TRAFFIC accidents have never stopped taking place. Only their number and severity, with the associated casualties, increase when there is rush, the time around Eid being a case in point. At least 16 apparel workers, bound for outlying areas to spend Eid with family and friends, died when a truck laden with cement, which was carrying the workers, overturned. While the truck should not have carried passengers, the person who was driving the truck, as New Age reported, was the driver’s assistant, suggesting his lack in skills. The driver put his assistant in the driver’s seat after crossing Bangabandhu Bridge on the Dhaka-Rangpur Highway. This points to failures of the authorities concerned in traffic law enforcement. This also points to two other issues. The workers who died in such a manner may not have the money, because of their poor pay, to buy tickets for better transports and they may not have been given the festival allowance well before Eid enough to buy tickets for better transports, which have sold out their tickets earlier. With this being a case in example among many others, the government is also left with attending to the issues of payment, especially of the workers, who are paid poorly.
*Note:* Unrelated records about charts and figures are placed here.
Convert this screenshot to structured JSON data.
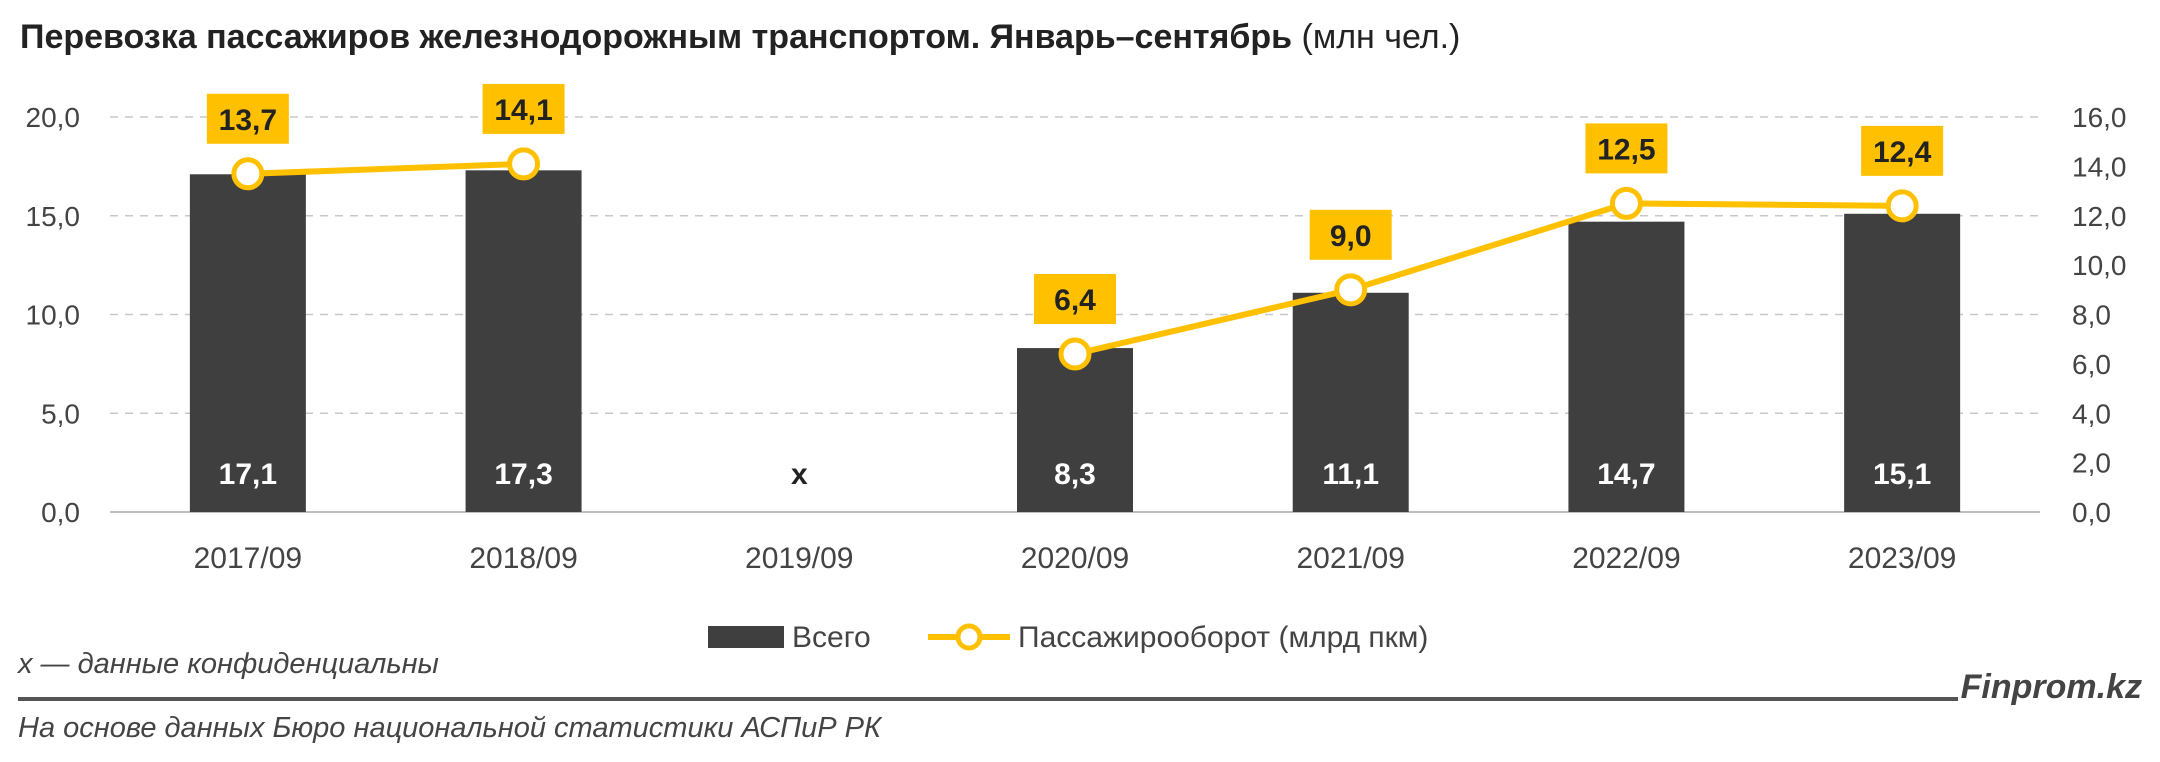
{
  "title": {
    "main": "Перевозка пассажиров железнодорожным транспортом. Январь–сентябрь",
    "unit": "(млн чел.)"
  },
  "footnote": "x — данные конфиденциальны",
  "source": "На основе данных Бюро национальной статистики АСПиР РК",
  "brand": "Finprom.kz",
  "chart_data": {
    "type": "bar",
    "categories": [
      "2017/09",
      "2018/09",
      "2019/09",
      "2020/09",
      "2021/09",
      "2022/09",
      "2023/09"
    ],
    "series": [
      {
        "name": "Всего",
        "type": "bar",
        "axis": "left",
        "values": [
          17.1,
          17.3,
          null,
          8.3,
          11.1,
          14.7,
          15.1
        ],
        "labels": [
          "17,1",
          "17,3",
          "x",
          "8,3",
          "11,1",
          "14,7",
          "15,1"
        ]
      },
      {
        "name": "Пассажирооборот (млрд пкм)",
        "type": "line",
        "axis": "right",
        "values": [
          13.7,
          14.1,
          null,
          6.4,
          9.0,
          12.5,
          12.4
        ],
        "labels": [
          "13,7",
          "14,1",
          "",
          "6,4",
          "9,0",
          "12,5",
          "12,4"
        ]
      }
    ],
    "y_left": {
      "ylim": [
        0,
        20
      ],
      "ticks": [
        "0,0",
        "5,0",
        "10,0",
        "15,0",
        "20,0"
      ],
      "tick_values": [
        0,
        5,
        10,
        15,
        20
      ]
    },
    "y_right": {
      "ylim": [
        0,
        16
      ],
      "ticks": [
        "0,0",
        "2,0",
        "4,0",
        "6,0",
        "8,0",
        "10,0",
        "12,0",
        "14,0",
        "16,0"
      ],
      "tick_values": [
        0,
        2,
        4,
        6,
        8,
        10,
        12,
        14,
        16
      ]
    },
    "grid": true,
    "legend": "bottom",
    "colors": {
      "bar": "#3f3f3f",
      "line": "#ffc000",
      "label_bg": "#ffc000",
      "grid": "#c8c8c8",
      "axis": "#bfbfbf"
    }
  }
}
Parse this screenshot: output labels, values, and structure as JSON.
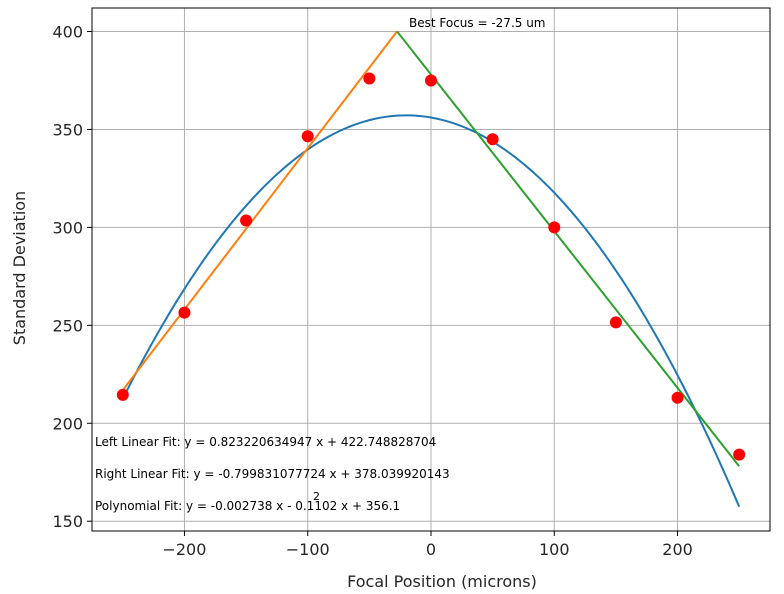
{
  "chart_data": {
    "type": "scatter",
    "title": "",
    "xlabel": "Focal Position (microns)",
    "ylabel": "Standard Deviation",
    "xlim": [
      -275,
      275
    ],
    "ylim": [
      145,
      412
    ],
    "xticks": [
      -200,
      -100,
      0,
      100,
      200
    ],
    "yticks": [
      150,
      200,
      250,
      300,
      350,
      400
    ],
    "grid": true,
    "points": {
      "color": "#ff0000",
      "x": [
        -250,
        -200,
        -150,
        -100,
        -50,
        0,
        50,
        100,
        150,
        200,
        250
      ],
      "y": [
        214.5,
        256.5,
        303.5,
        346.5,
        376,
        375,
        345,
        300,
        251.5,
        213,
        184
      ]
    },
    "series": [
      {
        "kind": "polynomial",
        "color": "#1f77b4",
        "coeffs": [
          -0.002738,
          -0.1102,
          356.1
        ],
        "x_range": [
          -250,
          250
        ]
      },
      {
        "kind": "linear",
        "color": "#ff7f0e",
        "slope": 0.823220634947,
        "intercept": 422.748828704,
        "x_range": [
          -250,
          -27.5
        ]
      },
      {
        "kind": "linear",
        "color": "#2ca02c",
        "slope": -0.799831077724,
        "intercept": 378.039920143,
        "x_range": [
          -27.5,
          250
        ]
      }
    ],
    "annotations": {
      "best_focus": "Best Focus = -27.5 um",
      "left_fit": "Left Linear Fit: y = 0.823220634947 x + 422.748828704",
      "right_fit": "Right Linear Fit: y = -0.799831077724 x + 378.039920143",
      "poly_fit": "Polynomial Fit: y = -0.002738 x - 0.1102 x + 356.1",
      "poly_exponent": "2"
    }
  }
}
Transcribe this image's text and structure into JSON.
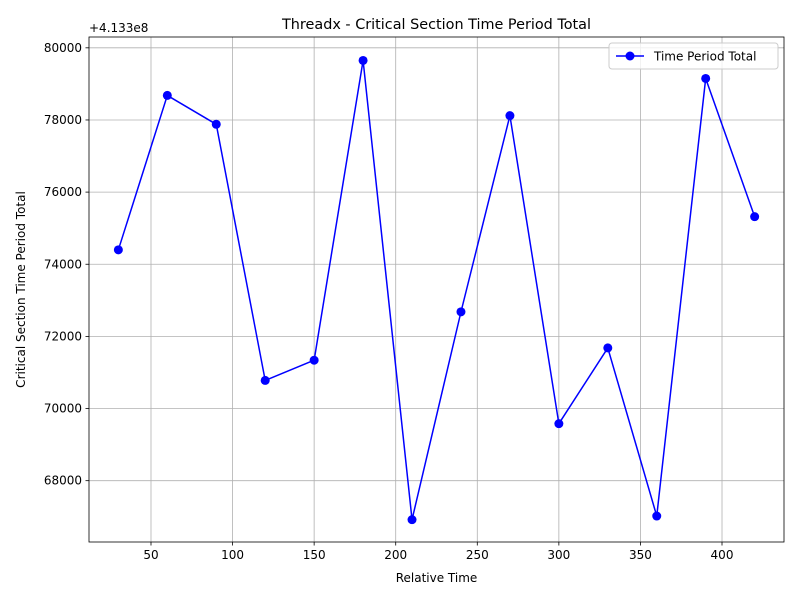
{
  "chart_data": {
    "type": "line",
    "title": "Threadx - Critical Section Time Period Total",
    "xlabel": "Relative Time",
    "ylabel": "Critical Section Time Period Total",
    "y_offset_label": "+4.133e8",
    "y_offset_value": 413300000,
    "xlim": [
      12,
      438
    ],
    "ylim": [
      66300,
      80300
    ],
    "x_ticks": [
      50,
      100,
      150,
      200,
      250,
      300,
      350,
      400
    ],
    "y_ticks": [
      68000,
      70000,
      72000,
      74000,
      76000,
      78000,
      80000
    ],
    "grid": true,
    "legend_position": "top-right",
    "series": [
      {
        "name": "Time Period Total",
        "color": "#0000ff",
        "marker": "circle",
        "x": [
          30,
          60,
          90,
          120,
          150,
          180,
          210,
          240,
          270,
          300,
          330,
          360,
          390,
          420
        ],
        "y": [
          74400,
          78680,
          77880,
          70780,
          71340,
          79650,
          66920,
          72680,
          78120,
          69580,
          71680,
          67020,
          79150,
          75320
        ]
      }
    ]
  }
}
Traffic accidents also keep taking place because of reckless driving, underage driving, flaws in road layout which include dangerous bends and turns, delayed and hasty maintenance which means potholes and crates being left as death traps, weak law enforcement, overcrowding and other such issues. In the time around this Eid, three-day Eid holidays and a couple of days before, more than 60 people — the number could be higher though — died in road accidents across the country. The number of casualties is high as the rush on the road was heavy. With such a large number of people moving from one place to another, every transport tries to overtake the other on the road so that more trips could be made; transport owners employ underaged, unskilled and unlicensed people in driving for profit maximisation. The rush on the road being so heavy, the poor road condition, exacerbated by continual rainfall caused by depressions, only added to the casualties. While the government has seemingly failed, despite its rhetoric about keeping the roads in a good condition, to stop traffic accidents by way of not maintaining the roads as and when needed and not enforcing the traffic laws stringently enough, it also seems to have no long-term plans on how to handle the rush of several million people travelling from one place to another, mostly long distances, in such a short time.
The government, under the circumstances, must assess how many people could travel at Eid time and how many transports should be there at Eid time to work out plans to handle this rush. The government must also strictly enforce traffic rules so that travel by the road could be safe, not only at Eid time but also at other times of the year.